Herbert Hammerman Labor Economist
Herbert Hammerman, 91, a labor economist and former division chief of the federal Equal Employment Opportunity Commission, died Dec. 30 at Goodwin House Baileys Crossroads in Falls Church. He had pneumonia.
Mr. Hammerman joined the new EEOC in 1966. From 1967 until his retirement in 1981, he served as chief of its reports division, collecting compliance reports to ensure that employers followed federal nondiscrimination laws.
From 1956 to 1966, he had done research and analysis for the U.S. Labor Department, during which time he participated in the 1963 civil rights march on Washington as a member of a government employee union.
Mr. Hammerman, a New York native, was a 1938 history graduate of City College of New York and received a master's degree in economics from the New School for Social Research in 1942.
He worked for the War Labor Board during World War II and then spent a decade working for several trade unions.
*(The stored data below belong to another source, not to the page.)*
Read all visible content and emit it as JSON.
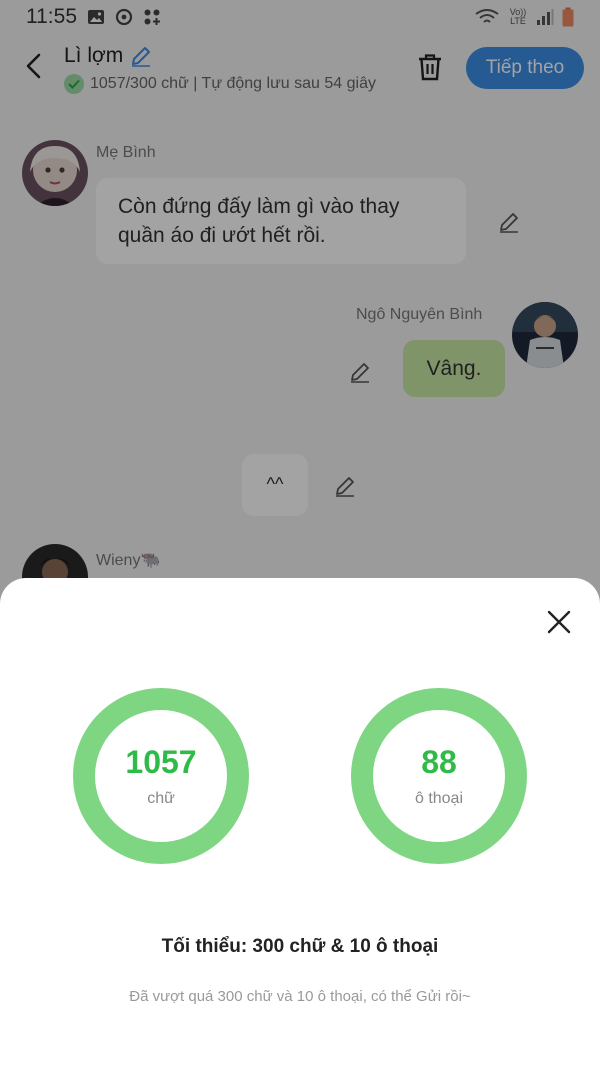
{
  "status_bar": {
    "time": "11:55",
    "network": "Vo)) LTE"
  },
  "header": {
    "title": "Lì lợm",
    "subtitle": "1057/300 chữ | Tự động lưu sau 54 giây",
    "next_label": "Tiếp theo"
  },
  "chat": {
    "messages": [
      {
        "sender": "Mẹ Bình",
        "text": "Còn đứng đấy làm gì vào thay quần áo đi ướt hết rồi."
      },
      {
        "sender": "Ngô Nguyên Bình",
        "text": "Vâng."
      },
      {
        "sender": "",
        "text": "^^"
      },
      {
        "sender": "Wieny🐃",
        "text": ""
      }
    ]
  },
  "sheet": {
    "stats": [
      {
        "value": "1057",
        "label": "chữ"
      },
      {
        "value": "88",
        "label": "ô thoại"
      }
    ],
    "minimum": "Tối thiểu: 300 chữ & 10 ô thoại",
    "note": "Đã vượt quá 300 chữ và 10 ô thoại, có thể Gửi rồi~"
  },
  "colors": {
    "accent": "#3a8ee6",
    "ring": "#7ed682",
    "value_green": "#2fbb47",
    "bubble_green": "#c8e8a6"
  }
}
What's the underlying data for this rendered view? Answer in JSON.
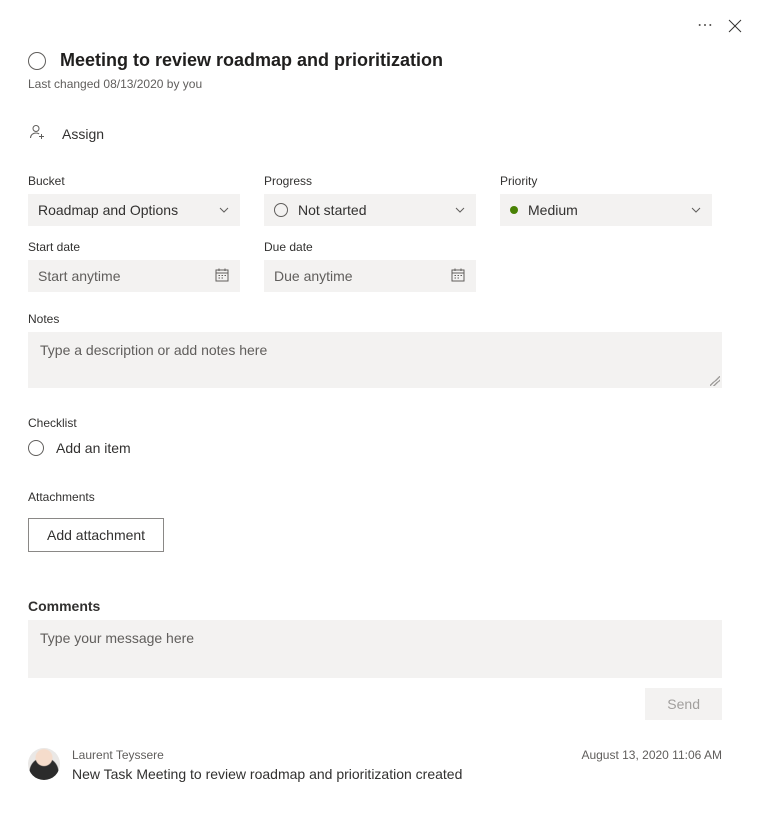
{
  "header": {
    "title": "Meeting to review roadmap and prioritization",
    "last_changed": "Last changed 08/13/2020 by you"
  },
  "assign": {
    "label": "Assign"
  },
  "fields": {
    "bucket": {
      "label": "Bucket",
      "value": "Roadmap and Options"
    },
    "progress": {
      "label": "Progress",
      "value": "Not started"
    },
    "priority": {
      "label": "Priority",
      "value": "Medium",
      "color": "#498205"
    },
    "start_date": {
      "label": "Start date",
      "placeholder": "Start anytime"
    },
    "due_date": {
      "label": "Due date",
      "placeholder": "Due anytime"
    }
  },
  "notes": {
    "label": "Notes",
    "placeholder": "Type a description or add notes here"
  },
  "checklist": {
    "label": "Checklist",
    "add_placeholder": "Add an item"
  },
  "attachments": {
    "label": "Attachments",
    "add_button": "Add attachment"
  },
  "comments": {
    "heading": "Comments",
    "input_placeholder": "Type your message here",
    "send_label": "Send"
  },
  "activity": [
    {
      "author": "Laurent Teyssere",
      "timestamp": "August 13, 2020 11:06 AM",
      "text": "New Task Meeting to review roadmap and prioritization created"
    }
  ]
}
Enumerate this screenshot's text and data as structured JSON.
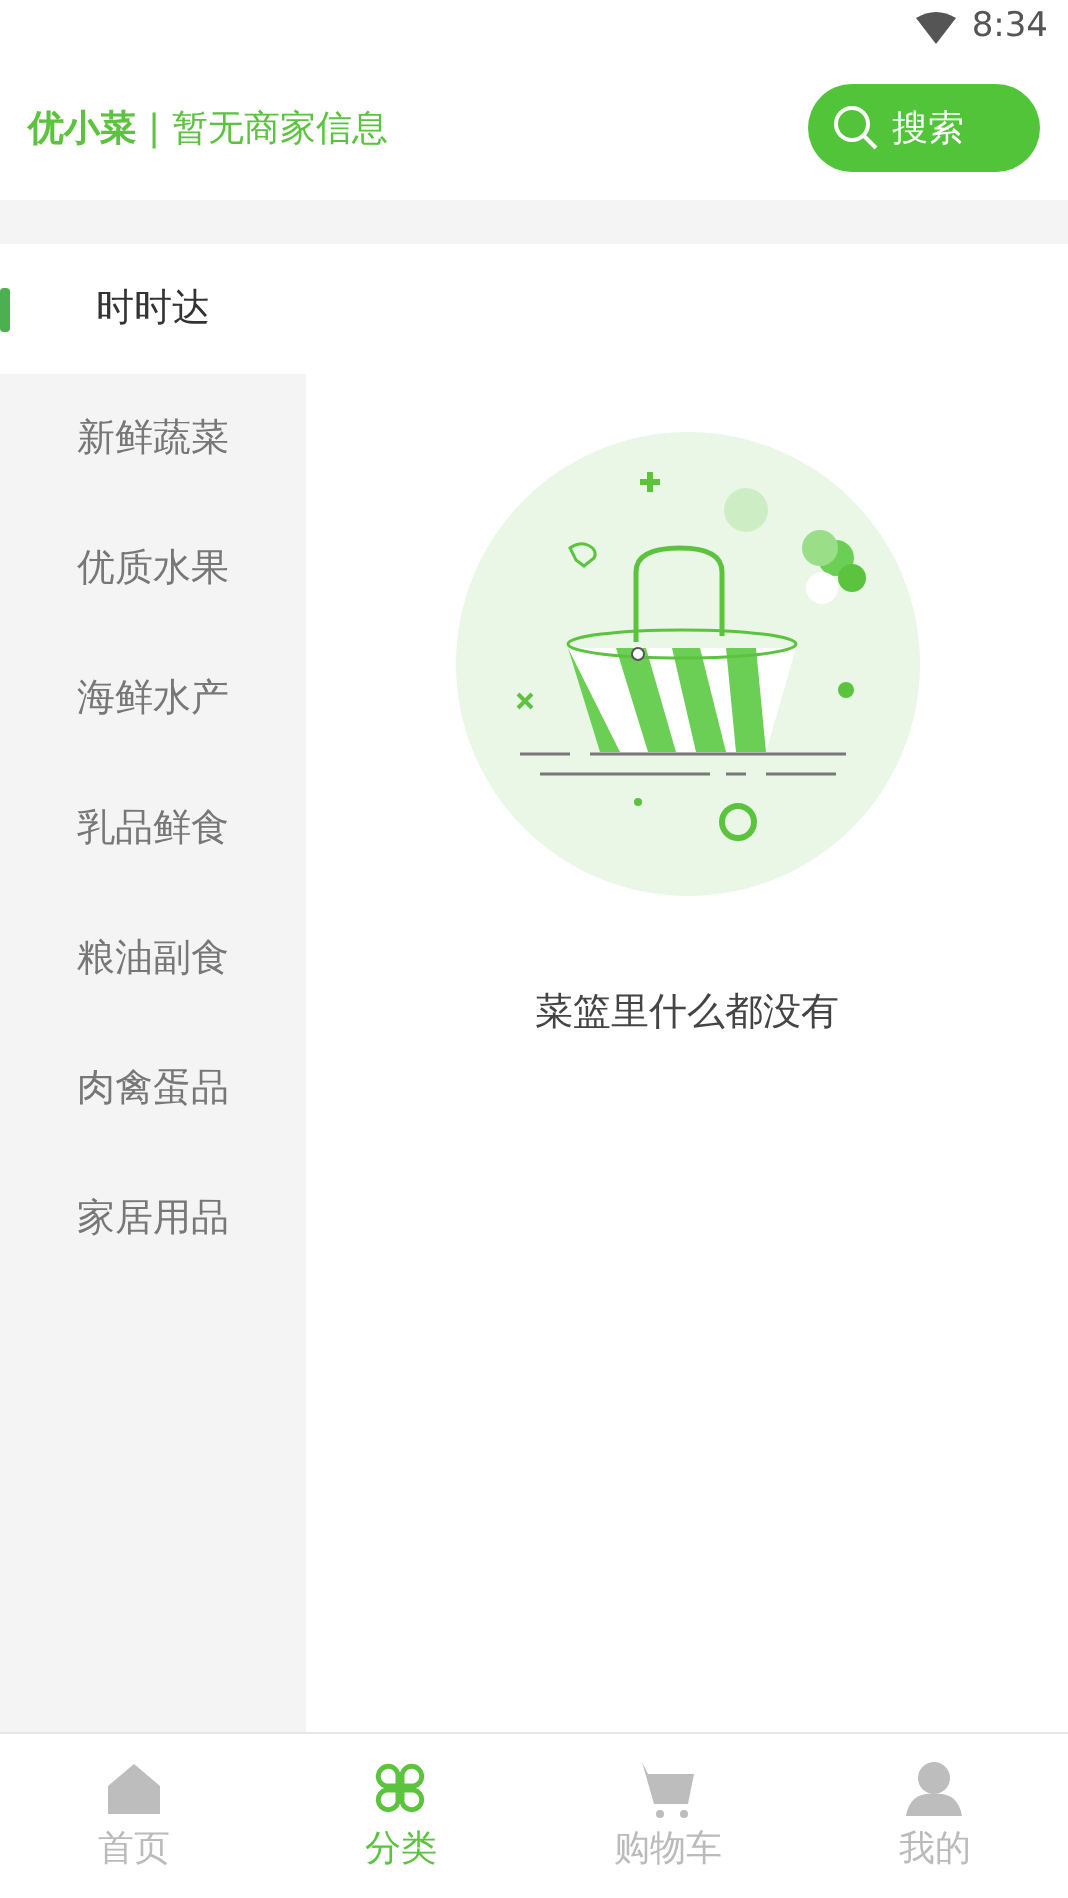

After his retirement, he was active in community theater, including a performance at the Studio Theatre, and served on the Arlington County Fair Housing Board.
Mr. Hammerman wrote "A Decade of New Opportunity: Affirmative Action in the 1970s" (1984), a commissioned study for the Potomac Institute think tank, and concluded that affirmative action had been effective in increasing job opportunities for women and minorities.
Survivors include his wife of 53 years, Constance Gay Morenus Hammerman of Falls Church; two sons, Joseph Hammerman and Daniel Hammerman, both of Alexandria; and a sister.
-- Alexander F. Remington
Eleanor E. 'Ellie' Holdsworth Secretary
Eleanor Evans "Ellie" Holdsworth, 86, a secretary at numerous area organizations, died of kidney disease Jan. 6 at her home in Arlington County.